De forma semelhante com o que aconteceu com a entrada em vigor do Código de Defesa do Consumidor – mas de forma bem mais célere – a promulgação da LGPD vem conscientizando a população sobre o tratamento de dados pessoais por terceiros, disponibilizando ferramentas para o exercício do direito à sua proteção.
No entanto, ainda há um bom caminho a percorrer: em uma pesquisa realizada pelo Procon de São Paulo, entre maio e junho de 2021, com mais de sete mil pessoas1, não obstante quase 90% dos entrevistados tenham dito saber o que é dado pessoal, só 45% acertaram a definição do termo e apenas 35% afirmaram conhecer a LGPD.

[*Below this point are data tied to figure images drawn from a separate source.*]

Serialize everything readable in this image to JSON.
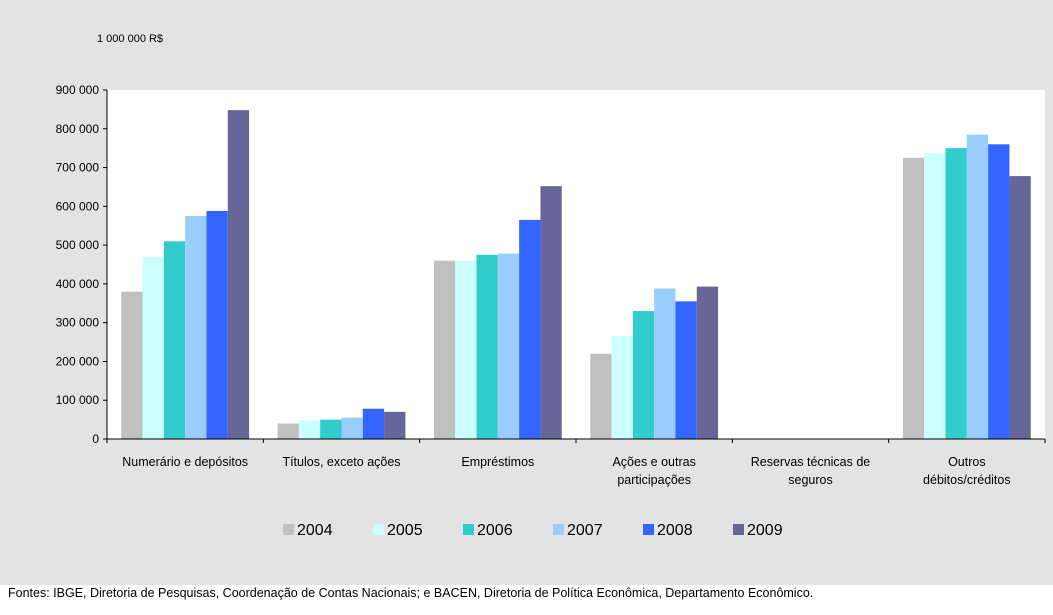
{
  "chart_data": {
    "type": "bar",
    "unit_label": "1 000 000 R$",
    "categories": [
      [
        "Numerário e depósitos"
      ],
      [
        "Títulos, exceto ações"
      ],
      [
        "Empréstimos"
      ],
      [
        "Ações e outras",
        "participações"
      ],
      [
        "Reservas técnicas de",
        "seguros"
      ],
      [
        "Outros",
        "débitos/créditos"
      ]
    ],
    "series": [
      {
        "name": "2004",
        "color": "#c0c0c0",
        "values": [
          380000,
          40000,
          460000,
          220000,
          0,
          725000
        ]
      },
      {
        "name": "2005",
        "color": "#ccffff",
        "values": [
          470000,
          48000,
          460000,
          265000,
          0,
          738000
        ]
      },
      {
        "name": "2006",
        "color": "#33cccc",
        "values": [
          510000,
          50000,
          475000,
          330000,
          0,
          750000
        ]
      },
      {
        "name": "2007",
        "color": "#99ccff",
        "values": [
          575000,
          55000,
          478000,
          388000,
          0,
          785000
        ]
      },
      {
        "name": "2008",
        "color": "#3366ff",
        "values": [
          588000,
          78000,
          565000,
          355000,
          0,
          760000
        ]
      },
      {
        "name": "2009",
        "color": "#666699",
        "values": [
          848000,
          70000,
          652000,
          393000,
          0,
          678000
        ]
      }
    ],
    "yticks": [
      "900 000",
      "800 000",
      "700 000",
      "600 000",
      "500 000",
      "400 000",
      "300 000",
      "200 000",
      "100 000",
      "0"
    ],
    "ylim": [
      0,
      900000
    ],
    "grid": false,
    "legend_position": "bottom"
  },
  "footer": {
    "source": "Fontes: IBGE, Diretoria de Pesquisas, Coordenação de Contas Nacionais; e BACEN, Diretoria de Política Econômica, Departamento Econômico."
  }
}
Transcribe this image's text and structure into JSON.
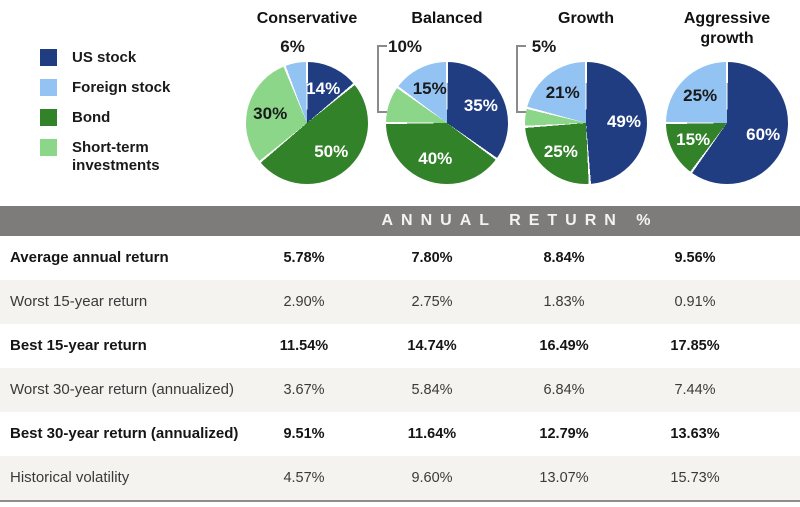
{
  "colors": {
    "us_stock": "#203d82",
    "foreign_stock": "#92c3f2",
    "bond": "#318229",
    "short_term": "#8cd689",
    "header_bar": "#7d7c7a",
    "row_alt": "#f4f3f0",
    "label_dark": "#1a1a1a",
    "bracket_line": "#8a8a8a"
  },
  "legend": {
    "items": [
      {
        "key": "us_stock",
        "label": "US stock"
      },
      {
        "key": "foreign_stock",
        "label": "Foreign stock"
      },
      {
        "key": "bond",
        "label": "Bond"
      },
      {
        "key": "short_term",
        "label": "Short-term investments"
      }
    ]
  },
  "chart_data": [
    {
      "type": "pie",
      "title": "Conservative",
      "title_lines": [
        "Conservative"
      ],
      "slices": [
        {
          "segment": "US stock",
          "key": "us_stock",
          "value": 14,
          "label": "14%",
          "label_style": "light",
          "placement": "inside"
        },
        {
          "segment": "Bond",
          "key": "bond",
          "value": 50,
          "label": "50%",
          "label_style": "light",
          "placement": "inside"
        },
        {
          "segment": "Short-term investments",
          "key": "short_term",
          "value": 30,
          "label": "30%",
          "label_style": "dark",
          "placement": "inside"
        },
        {
          "segment": "Foreign stock",
          "key": "foreign_stock",
          "value": 6,
          "label": "6%",
          "label_style": "dark",
          "placement": "above"
        }
      ]
    },
    {
      "type": "pie",
      "title": "Balanced",
      "title_lines": [
        "Balanced"
      ],
      "slices": [
        {
          "segment": "US stock",
          "key": "us_stock",
          "value": 35,
          "label": "35%",
          "label_style": "light",
          "placement": "inside"
        },
        {
          "segment": "Bond",
          "key": "bond",
          "value": 40,
          "label": "40%",
          "label_style": "light",
          "placement": "inside"
        },
        {
          "segment": "Short-term investments",
          "key": "short_term",
          "value": 10,
          "label": "10%",
          "label_style": "dark",
          "placement": "callout"
        },
        {
          "segment": "Foreign stock",
          "key": "foreign_stock",
          "value": 15,
          "label": "15%",
          "label_style": "dark",
          "placement": "inside"
        }
      ]
    },
    {
      "type": "pie",
      "title": "Growth",
      "title_lines": [
        "Growth"
      ],
      "slices": [
        {
          "segment": "US stock",
          "key": "us_stock",
          "value": 49,
          "label": "49%",
          "label_style": "light",
          "placement": "inside"
        },
        {
          "segment": "Bond",
          "key": "bond",
          "value": 25,
          "label": "25%",
          "label_style": "light",
          "placement": "inside"
        },
        {
          "segment": "Short-term investments",
          "key": "short_term",
          "value": 5,
          "label": "5%",
          "label_style": "dark",
          "placement": "callout"
        },
        {
          "segment": "Foreign stock",
          "key": "foreign_stock",
          "value": 21,
          "label": "21%",
          "label_style": "dark",
          "placement": "inside"
        }
      ]
    },
    {
      "type": "pie",
      "title": "Aggressive growth",
      "title_lines": [
        "Aggressive",
        "growth"
      ],
      "slices": [
        {
          "segment": "US stock",
          "key": "us_stock",
          "value": 60,
          "label": "60%",
          "label_style": "light",
          "placement": "inside"
        },
        {
          "segment": "Bond",
          "key": "bond",
          "value": 15,
          "label": "15%",
          "label_style": "light",
          "placement": "inside"
        },
        {
          "segment": "Foreign stock",
          "key": "foreign_stock",
          "value": 25,
          "label": "25%",
          "label_style": "dark",
          "placement": "inside"
        }
      ]
    },
    {
      "type": "table",
      "title": "ANNUAL RETURN %",
      "columns": [
        "Conservative",
        "Balanced",
        "Growth",
        "Aggressive growth"
      ],
      "rows": [
        {
          "label": "Average annual return",
          "values": [
            "5.78%",
            "7.80%",
            "8.84%",
            "9.56%"
          ],
          "bold": true
        },
        {
          "label": "Worst 15-year return",
          "values": [
            "2.90%",
            "2.75%",
            "1.83%",
            "0.91%"
          ],
          "bold": false
        },
        {
          "label": "Best 15-year return",
          "values": [
            "11.54%",
            "14.74%",
            "16.49%",
            "17.85%"
          ],
          "bold": true
        },
        {
          "label": "Worst 30-year return (annualized)",
          "values": [
            "3.67%",
            "5.84%",
            "6.84%",
            "7.44%"
          ],
          "bold": false
        },
        {
          "label": "Best 30-year return (annualized)",
          "values": [
            "9.51%",
            "11.64%",
            "12.79%",
            "13.63%"
          ],
          "bold": true
        },
        {
          "label": "Historical volatility",
          "values": [
            "4.57%",
            "9.60%",
            "13.07%",
            "15.73%"
          ],
          "bold": false
        }
      ]
    }
  ]
}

Esses dados foram confirmados por pesquisa realizada na mesma época pela Federação Brasileira de Bancos – FEBRABAN em conjunto com o Instituto de Pesquisas Sociais, Políticas e Econômicas – IPESPE2, em que 60% dos entrevistados afirmaram conhecer “só de ouvir falar” ou não conhecer a LGPD.
Do lado dos controladores e operadores dos dados pessoais, houve a preocupação em adotar medidas tendentes à adequação aos ditames da lei, não apenas em razão do receio frente às pesadas sanções previstas na LGPD, mas também diante da percepção de que o respeito às regras de privacidade e proteção de dados representa uma vantagem competitiva junto à concorrência.
Todavia, assim como no caso dos titulares dos dados pessoais, ainda há muito a fazer: conforme estudo da RD Station de janeiro a abril de 2021, com quase mil empresas3, 30% já haviam começado o processo de adequação à LGPD. Entre as de grande porte o percentual foi um pouco maior, chegando a 39%.
O resultado foi corroborado por estudo da plataforma Capterra, realizado em junho do ano passado com mais de trezentos gerentes ou coordenadores de pequenas e médias empresas4, das quais apenas 37% consideraram estar totalmente adequadas à LGPD.
Como se vê, nesta ponta também há espaço para evolução, sendo certo que o ritmo de adequação deve acelerar assim que tivermos a divulgação, pela ANPD, da tão esperada metodologia de dosimetria das penas, possibilitando a aplicação das sanções administrativas, e do consequente início dos procedimentos de fiscalização pela autoridade. Por outro lado, também se aguarda regulamento que limite a obrigação de adequação, estabelecendo critérios de exclusão de empresas com baixo volume de tratamento de dados.
No cenário internacional, a LGPD vem promovendo o alinhamento do Brasil às melhores práticas de proteção de dados pessoais adotadas em todo o mundo, contribuindo assim para o desenvolvimento econômico e tecnológico do país.
Enfim, não obstante ainda tenhamos enormes desafios pela frente, os avanços nestes últimos quatro anos foram enormes e, a despeito do olhar cético de muitos quando da promulgação da LGPD, trouxeram a certeza de que a privacidade e a proteção dos dados pessoais é um direito que veio para ficar.
Portanto, àqueles que seguem apostando que a LGPD “não vai pegar”, basta acessar o Portal de Violações da Agência Nacional dos Profissionais de Privacidade de Dados5 e verificar as sanções já aplicadas pelo Poder Judiciário em decorrência da violação à privacidade e à proteção de dados pessoais.
Finalmente, merece registro estar em vias de aprovação no Senado Federal o Projeto de Lei 2.076/2022, para que o dia 14 de agosto seja reconhecido oficialmente como o “Dia Nacional da Proteção de Dados”, favorecendo ações educativas e de conscientização sobre o tema.